Byline: Jennifer Owens

WASHINGTON — Wal-Mart, Target and other discount retail chains have become such Goliaths that the Davids, or independent merchants, now need the government’s help to survive, says a new study released this week by a longtime professor of management at the Wharton School.
“Action is necessary,” said Edward B. Shils, director emeritus of the Wharton Entrepreneurial Center, which he founded. “I think the federal government has got to stop saying ‘We have Small Business committees’ and not worrying about it.”
Shils talked about his study at a press conference Monday at the National Press Club here.
Declaring that smaller merchants often find it too difficult to keep big boxes out of their communities, Shils said he plans to send his report to both federal and state government officials. He said he’s hoping his study will prompt congressional hearings and possibly new legislation to curtail big box retail power.
Shils specifically criticized the Federal Trade Commission. “They seem to be more interested in mergers than with growth [of individual powerful companies],” he said. “But what about these cases of overwhelming power?”
FTC officials declined to comment on Shils’ report, saying they had not read it yet.
At the International Mass Retail Association, Morrison Cain, vice president of legal and public affairs, similarly declined to comment, saying he had not seen the report.
Discount mega-retailers, according to Shils, now hold what he calls “overwhelming power” to dominate markets through their ability both to negotiate the lowest prices from their suppliers and to offer one-stop shopping where profits in one category can cover losses in another.
To prove his point, Shils spent four years working on the study, which he and his family funded with help from Knitted Outerwear Manufacturers’ Association of Pennsylvania, Fashion Apparel Manufacturers’ Association of Pennsylvania and the United Food and Commercial Workers union.
Shils said that while discounters’ overall annual sales have exploded — he cited one set of figures showing their volume growing from $2 billion in 1960 to $68 billion in 1985 — jobs have been lost and the gross domestic product depleted.
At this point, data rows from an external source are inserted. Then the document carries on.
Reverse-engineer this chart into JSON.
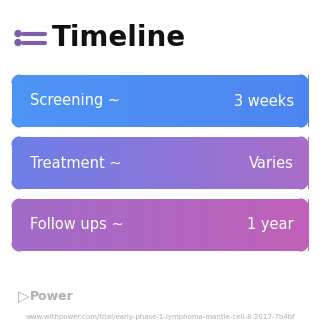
{
  "title": "Timeline",
  "title_fontsize": 20,
  "title_color": "#111111",
  "icon_color": "#7b5ea7",
  "background_color": "#ffffff",
  "rows": [
    {
      "label": "Screening ~",
      "value": "3 weeks",
      "color_left": "#4d94f5",
      "color_right": "#4d85f0"
    },
    {
      "label": "Treatment ~",
      "value": "Varies",
      "color_left": "#6b7fe8",
      "color_right": "#a96cc8"
    },
    {
      "label": "Follow ups ~",
      "value": "1 year",
      "color_left": "#a06cc8",
      "color_right": "#c060b8"
    }
  ],
  "row_label_fontsize": 10.5,
  "row_value_fontsize": 10.5,
  "watermark_text": "Power",
  "watermark_color": "#b0b0b0",
  "url_text": "www.withpower.com/trial/early-phase-1-lymphoma-mantle-cell-8-2017-7b4bf",
  "url_fontsize": 5.0,
  "url_color": "#b0b0b0"
}
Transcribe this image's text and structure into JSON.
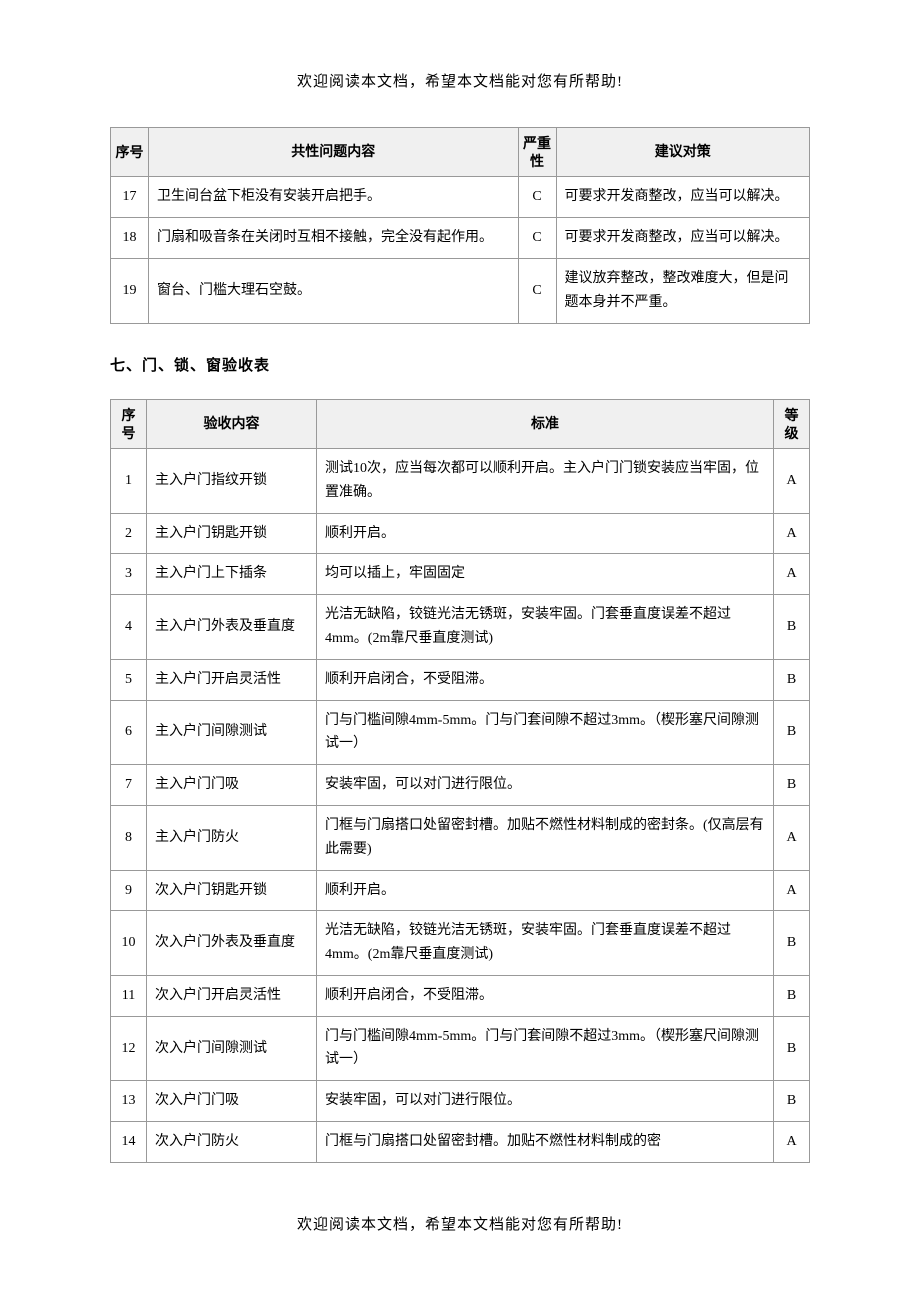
{
  "page": {
    "header_note": "欢迎阅读本文档，希望本文档能对您有所帮助!",
    "footer_note": "欢迎阅读本文档，希望本文档能对您有所帮助!"
  },
  "table1": {
    "columns": {
      "seq": "序号",
      "content": "共性问题内容",
      "severity": "严重性",
      "suggestion": "建议对策"
    },
    "rows": [
      {
        "seq": "17",
        "content": "卫生间台盆下柜没有安装开启把手。",
        "severity": "C",
        "suggestion": "可要求开发商整改，应当可以解决。"
      },
      {
        "seq": "18",
        "content": "门扇和吸音条在关闭时互相不接触，完全没有起作用。",
        "severity": "C",
        "suggestion": "可要求开发商整改，应当可以解决。"
      },
      {
        "seq": "19",
        "content": "窗台、门槛大理石空鼓。",
        "severity": "C",
        "suggestion": "建议放弃整改，整改难度大，但是问题本身并不严重。"
      }
    ]
  },
  "section_title": "七、门、锁、窗验收表",
  "table2": {
    "columns": {
      "seq": "序号",
      "content": "验收内容",
      "standard": "标准",
      "level": "等级"
    },
    "rows": [
      {
        "seq": "1",
        "content": "主入户门指纹开锁",
        "standard": "测试10次，应当每次都可以顺利开启。主入户门门锁安装应当牢固，位置准确。",
        "level": "A"
      },
      {
        "seq": "2",
        "content": "主入户门钥匙开锁",
        "standard": "顺利开启。",
        "level": "A"
      },
      {
        "seq": "3",
        "content": "主入户门上下插条",
        "standard": "均可以插上，牢固固定",
        "level": "A"
      },
      {
        "seq": "4",
        "content": "主入户门外表及垂直度",
        "standard": "光洁无缺陷，铰链光洁无锈斑，安装牢固。门套垂直度误差不超过4mm。(2m靠尺垂直度测试)",
        "level": "B"
      },
      {
        "seq": "5",
        "content": "主入户门开启灵活性",
        "standard": "顺利开启闭合，不受阻滞。",
        "level": "B"
      },
      {
        "seq": "6",
        "content": "主入户门间隙测试",
        "standard": "门与门槛间隙4mm-5mm。门与门套间隙不超过3mm。（楔形塞尺间隙测试一）",
        "level": "B"
      },
      {
        "seq": "7",
        "content": "主入户门门吸",
        "standard": "安装牢固，可以对门进行限位。",
        "level": "B"
      },
      {
        "seq": "8",
        "content": "主入户门防火",
        "standard": "门框与门扇搭口处留密封槽。加贴不燃性材料制成的密封条。(仅高层有此需要)",
        "level": "A"
      },
      {
        "seq": "9",
        "content": "次入户门钥匙开锁",
        "standard": "顺利开启。",
        "level": "A"
      },
      {
        "seq": "10",
        "content": "次入户门外表及垂直度",
        "standard": "光洁无缺陷，铰链光洁无锈斑，安装牢固。门套垂直度误差不超过4mm。(2m靠尺垂直度测试)",
        "level": "B"
      },
      {
        "seq": "11",
        "content": "次入户门开启灵活性",
        "standard": "顺利开启闭合，不受阻滞。",
        "level": "B"
      },
      {
        "seq": "12",
        "content": "次入户门间隙测试",
        "standard": "门与门槛间隙4mm-5mm。门与门套间隙不超过3mm。（楔形塞尺间隙测试一）",
        "level": "B"
      },
      {
        "seq": "13",
        "content": "次入户门门吸",
        "standard": "安装牢固，可以对门进行限位。",
        "level": "B"
      },
      {
        "seq": "14",
        "content": "次入户门防火",
        "standard": "门框与门扇搭口处留密封槽。加贴不燃性材料制成的密",
        "level": "A"
      }
    ]
  }
}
A regional study cited in Shils’ report, for example, stated that “1 1/2 jobs are lost for every new job created by a superstore.” Shils estimated that, replicated nationwide, this equation has meant at least a $10 billion loss in the gross domestic product.
Meanwhile, the rise of mega-retailers has shifted employment patterns: Payrolls at smaller women’s stores sank 12 percent between 1983 and 1993, while retailers with sales of more than $100 million saw employment in those departments rise 16 percent. Likewise, men’s and boys’ apparel has seen similar trends, with smaller merchants losing 9 percent of their employees, and the big retailers gaining 35 percent.
From his survey of 600 small business owners in four states, Shils said, many of them live in fear of the mega-retailers that have moved into their communities: Of the 80 percent of respondents who employed 20 people or less, 50 percent saw “a serious reduction in their work force as inevitable,” while 80 percent anticipated a decline in sales and profitability.
To Shils, such fears are not unfounded. “The ultimate possible impact of more and more powerful mega-retail discount chains will be to displace tens of thousands of small business entities and make millions of retail employees ‘redundant,’ something that automation failed to accomplish,” he wrote in his report.
Shils said that while retail remains price driven, he doesn’t believe consumers realize the full cost of discount shopping in terms of small businesses lost. He forecast that discounters and superstores will wipe out regional malls as well as Main Street America.
“I think consumerism is important as long as there’s a level playing field,” he said. “But I can look ahead 10 to 20 years and see that throughout the country there are going to be cemeteries — empty malls full of graffiti.”
Mega-retail growth is a trend that won’t stop anytime soon, Shils said, pointing to the current closing of the Woolworth’s stores and Montgomery Ward’s bankruptcy filing.
“The contagion has gone from small stores to fellow discount retail stores,” he said. “One day we may have just one retail store, and we’ll be standing in line like in Russia….And who’s to say that prices won’t rise?”